Telle une machine à vapeur sous très haute pression, Granit Xhaka est toujours au bord de l’explosion. La plupart du temps, le carton jaune fait office de soupape (le Suisse a été averti 41 fois en 141 matchs avec les Gunners). Mais parfois la pression est trop forte, et les conséquences sont plus lourdes : le milieu de 27 ans a été expulsé dix fois dans sa carrière, et a – selon Opta – provoqué cinq penaltys en Premier League depuis qu’il a traversé la Manche à l’été 2016 ; seul José Fonte fait « aussi bien » . Dans le registre des statistiques qui illustrent les raisons de son impopularité auprès des fans, on peut également citer celle-ci : toujours depuis le début de la saison 2016-2017, Xhaka a commis six erreurs menant directement à un but, un record là aussi.

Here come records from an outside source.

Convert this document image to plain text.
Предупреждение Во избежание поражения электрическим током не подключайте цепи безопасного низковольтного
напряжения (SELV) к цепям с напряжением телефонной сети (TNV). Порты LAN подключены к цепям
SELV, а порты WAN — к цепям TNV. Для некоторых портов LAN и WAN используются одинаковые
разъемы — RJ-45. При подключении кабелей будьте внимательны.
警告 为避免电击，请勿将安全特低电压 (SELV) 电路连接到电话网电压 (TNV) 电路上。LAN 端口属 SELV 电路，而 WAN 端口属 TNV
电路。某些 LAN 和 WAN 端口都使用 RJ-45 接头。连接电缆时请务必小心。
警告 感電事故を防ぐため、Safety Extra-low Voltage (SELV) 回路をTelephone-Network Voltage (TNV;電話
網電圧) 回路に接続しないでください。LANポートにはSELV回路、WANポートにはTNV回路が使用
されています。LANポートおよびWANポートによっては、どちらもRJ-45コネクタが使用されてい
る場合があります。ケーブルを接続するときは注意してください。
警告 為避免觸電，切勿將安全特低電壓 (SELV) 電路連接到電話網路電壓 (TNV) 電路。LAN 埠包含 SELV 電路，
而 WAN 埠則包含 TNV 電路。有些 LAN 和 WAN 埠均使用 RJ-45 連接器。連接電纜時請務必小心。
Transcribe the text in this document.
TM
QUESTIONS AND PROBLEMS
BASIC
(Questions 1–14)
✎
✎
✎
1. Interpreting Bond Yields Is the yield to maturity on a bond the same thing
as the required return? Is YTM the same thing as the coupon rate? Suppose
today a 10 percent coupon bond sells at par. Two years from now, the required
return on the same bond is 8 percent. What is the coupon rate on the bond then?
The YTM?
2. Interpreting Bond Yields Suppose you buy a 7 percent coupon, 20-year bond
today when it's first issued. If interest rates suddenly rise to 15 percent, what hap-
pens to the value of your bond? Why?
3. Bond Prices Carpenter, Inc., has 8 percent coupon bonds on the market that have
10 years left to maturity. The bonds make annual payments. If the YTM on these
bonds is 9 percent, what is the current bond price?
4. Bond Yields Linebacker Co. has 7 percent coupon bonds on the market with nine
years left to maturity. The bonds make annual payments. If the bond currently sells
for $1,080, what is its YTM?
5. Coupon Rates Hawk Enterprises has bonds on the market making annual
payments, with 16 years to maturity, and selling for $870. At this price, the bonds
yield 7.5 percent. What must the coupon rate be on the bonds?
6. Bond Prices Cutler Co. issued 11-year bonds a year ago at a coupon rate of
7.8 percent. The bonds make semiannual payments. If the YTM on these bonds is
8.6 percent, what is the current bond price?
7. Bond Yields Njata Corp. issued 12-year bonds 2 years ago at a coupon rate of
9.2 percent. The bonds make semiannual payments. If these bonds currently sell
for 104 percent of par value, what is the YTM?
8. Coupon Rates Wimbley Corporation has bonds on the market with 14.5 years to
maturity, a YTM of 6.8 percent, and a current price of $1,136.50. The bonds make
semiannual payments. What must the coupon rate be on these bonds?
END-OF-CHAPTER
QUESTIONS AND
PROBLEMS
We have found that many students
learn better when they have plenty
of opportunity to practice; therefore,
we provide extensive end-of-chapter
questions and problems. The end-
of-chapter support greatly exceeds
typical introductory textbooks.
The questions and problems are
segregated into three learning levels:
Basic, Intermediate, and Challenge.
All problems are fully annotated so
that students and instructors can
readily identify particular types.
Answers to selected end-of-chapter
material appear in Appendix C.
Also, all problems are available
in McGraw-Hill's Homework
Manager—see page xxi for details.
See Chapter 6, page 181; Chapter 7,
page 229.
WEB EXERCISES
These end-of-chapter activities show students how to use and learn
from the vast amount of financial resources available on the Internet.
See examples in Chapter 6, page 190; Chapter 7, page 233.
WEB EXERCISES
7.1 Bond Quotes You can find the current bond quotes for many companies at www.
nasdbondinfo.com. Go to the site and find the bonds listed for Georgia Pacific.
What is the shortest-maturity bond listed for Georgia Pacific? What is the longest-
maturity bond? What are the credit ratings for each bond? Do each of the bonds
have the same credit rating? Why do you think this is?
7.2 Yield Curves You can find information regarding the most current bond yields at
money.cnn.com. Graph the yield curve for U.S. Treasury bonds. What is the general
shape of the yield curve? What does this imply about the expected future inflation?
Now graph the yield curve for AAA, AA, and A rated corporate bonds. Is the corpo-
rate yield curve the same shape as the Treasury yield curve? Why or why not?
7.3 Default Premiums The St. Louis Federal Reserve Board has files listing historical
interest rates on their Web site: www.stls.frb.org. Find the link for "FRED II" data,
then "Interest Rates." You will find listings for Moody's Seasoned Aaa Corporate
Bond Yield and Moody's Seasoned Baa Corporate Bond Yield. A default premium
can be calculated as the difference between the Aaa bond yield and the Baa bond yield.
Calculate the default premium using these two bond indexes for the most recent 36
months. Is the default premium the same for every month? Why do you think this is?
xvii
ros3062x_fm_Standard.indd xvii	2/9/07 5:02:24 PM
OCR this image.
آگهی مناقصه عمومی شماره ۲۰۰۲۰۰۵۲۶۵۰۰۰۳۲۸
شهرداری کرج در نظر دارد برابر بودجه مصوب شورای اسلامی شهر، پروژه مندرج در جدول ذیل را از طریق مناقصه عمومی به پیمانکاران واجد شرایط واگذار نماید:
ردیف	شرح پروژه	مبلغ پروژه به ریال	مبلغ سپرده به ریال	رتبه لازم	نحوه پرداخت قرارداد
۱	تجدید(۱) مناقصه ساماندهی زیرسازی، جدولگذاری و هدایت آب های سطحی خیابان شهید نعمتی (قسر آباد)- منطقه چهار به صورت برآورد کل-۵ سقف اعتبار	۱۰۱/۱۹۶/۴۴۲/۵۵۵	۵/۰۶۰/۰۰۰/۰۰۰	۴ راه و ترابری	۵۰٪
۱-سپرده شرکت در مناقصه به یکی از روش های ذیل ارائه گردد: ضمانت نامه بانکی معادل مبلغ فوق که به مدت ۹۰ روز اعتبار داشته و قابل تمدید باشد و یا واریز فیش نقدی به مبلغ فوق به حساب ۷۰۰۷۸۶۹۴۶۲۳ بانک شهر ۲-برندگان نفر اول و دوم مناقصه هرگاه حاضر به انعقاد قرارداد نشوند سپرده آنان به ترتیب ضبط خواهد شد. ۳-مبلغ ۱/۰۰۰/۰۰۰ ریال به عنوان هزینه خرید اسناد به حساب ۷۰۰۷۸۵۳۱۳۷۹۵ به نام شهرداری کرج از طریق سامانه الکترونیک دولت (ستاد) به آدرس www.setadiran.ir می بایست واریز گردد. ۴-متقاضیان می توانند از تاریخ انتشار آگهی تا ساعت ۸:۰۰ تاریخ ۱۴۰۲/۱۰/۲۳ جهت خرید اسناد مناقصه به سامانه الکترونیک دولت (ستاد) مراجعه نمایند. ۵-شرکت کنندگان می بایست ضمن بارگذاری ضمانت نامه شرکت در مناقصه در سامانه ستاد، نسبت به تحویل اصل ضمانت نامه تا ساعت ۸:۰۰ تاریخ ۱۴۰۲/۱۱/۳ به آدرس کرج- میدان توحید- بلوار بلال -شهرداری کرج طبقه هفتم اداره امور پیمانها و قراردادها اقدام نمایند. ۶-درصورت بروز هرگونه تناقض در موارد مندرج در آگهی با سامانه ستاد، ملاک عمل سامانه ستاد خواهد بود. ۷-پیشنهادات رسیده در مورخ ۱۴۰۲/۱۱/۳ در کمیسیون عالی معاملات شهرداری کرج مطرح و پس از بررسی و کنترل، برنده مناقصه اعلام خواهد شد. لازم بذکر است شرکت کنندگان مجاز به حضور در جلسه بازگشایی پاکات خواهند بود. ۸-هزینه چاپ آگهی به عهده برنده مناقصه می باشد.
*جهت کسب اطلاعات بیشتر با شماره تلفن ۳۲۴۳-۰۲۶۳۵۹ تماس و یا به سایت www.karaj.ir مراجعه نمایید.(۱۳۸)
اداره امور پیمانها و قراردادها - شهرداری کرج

Record de passes sur une saison de Premier League

Toujours est-il que quand elle n’explose ni ne déraille, une machine à vapeur abat un sacré travail. Outre son bilan – honorable pour un milieu défensif – de 11 buts et 16 passes décisives en 141 apparitions sous le maillot d’Arsenal, d’autres chiffres sont là pour le confirmer : depuis août 2016, Xhaka est – de très loin – le Gunner qui a touché le plus de ballons en Premier League : 9569 contre 6519 à son dauphin Nacho Monreal. Idem en matière de ballons récupérés : 722 pour le Suisse contre 460 au premier des viennent-ensuite, là aussi Monreal. Lors de la saison 2017-2018, il avait distillé 3117 passes, plus que n’importe qui d’autre dans les cinq grands championnats, et un record dans l’histoire de la Premier League.

Ces chiffres traduisent une implication de tous les instants et un sens du devoir et du sacrifice qui expliquent pourquoi aucun coach ne l’a jamais mis sur le banc. On peut même estimer que ses stats font de Xhaka le joueur d’Arsenal le plus influent sur les trois dernières saisons. Et à ceux qui s’insurgent de le voir porter le brassard de capitaine du club londonien, on rappellera qu’il était capitaine du Borussia Mönchengladbach de Lucien Favre, et qu’il occupe également ce rôle en équipe de Suisse. Outre son leadership, l’ancien Bâlois est également à un vestiaire ce que la fécule est à la fondue – valaisanne et non savoyarde donc : le liant. « Son comportement est toujours exemplaire et il s’entend bien avec tout le monde, écrit Amy Lawrence, spécialiste d’Arsenal pour The Athletic. Dans chaque vestiaire pro, les joueurs se regroupent par affinités, classe d’âge ou sur la base d’une langue maternelle commune. Xhaka a cette capacité de passer naturellement d’un groupe à l’autre. »

Des défauts qui tapent sur les nerfs

La perception de Granit Xhaka par les fans est également biaisée par la qualité des joueurs qui l’entourent sur le terrain : Arsenal n’a pas la défense la plus rassurante de Premier League, ni d’ailleurs les milieux de terrain les plus intraitables. Alors quand une sentinelle – pas très rapide au sprint qui plus est – ne peut s’empêcher de tenter de compenser les errements de tous ceux qui l’entourent, elle s’expose à de grossières erreurs. D’autant que Xhaka est un piètre tacleur – Arsène Wenger lui avait même conseillé en 2017 de défendre un maximum en restant sur ses deux jambes, estimant qu’il maîtrisait mal la technique du tacle.

Des défauts qui sautent aux yeux et tapent sur les nerfs contre des qualités – ses relances et frappes de sa merveille de pied gauche exceptées – qui se révèlent dans l’intimité du vestiaire ou lors de l’analyse vidéo du match à froid, hors du contexte émotionnel du stade : voilà probablement la clé de l’imbroglio Granit Xhaka, le nouveau capitaine d’Arsenal élu démocratiquement.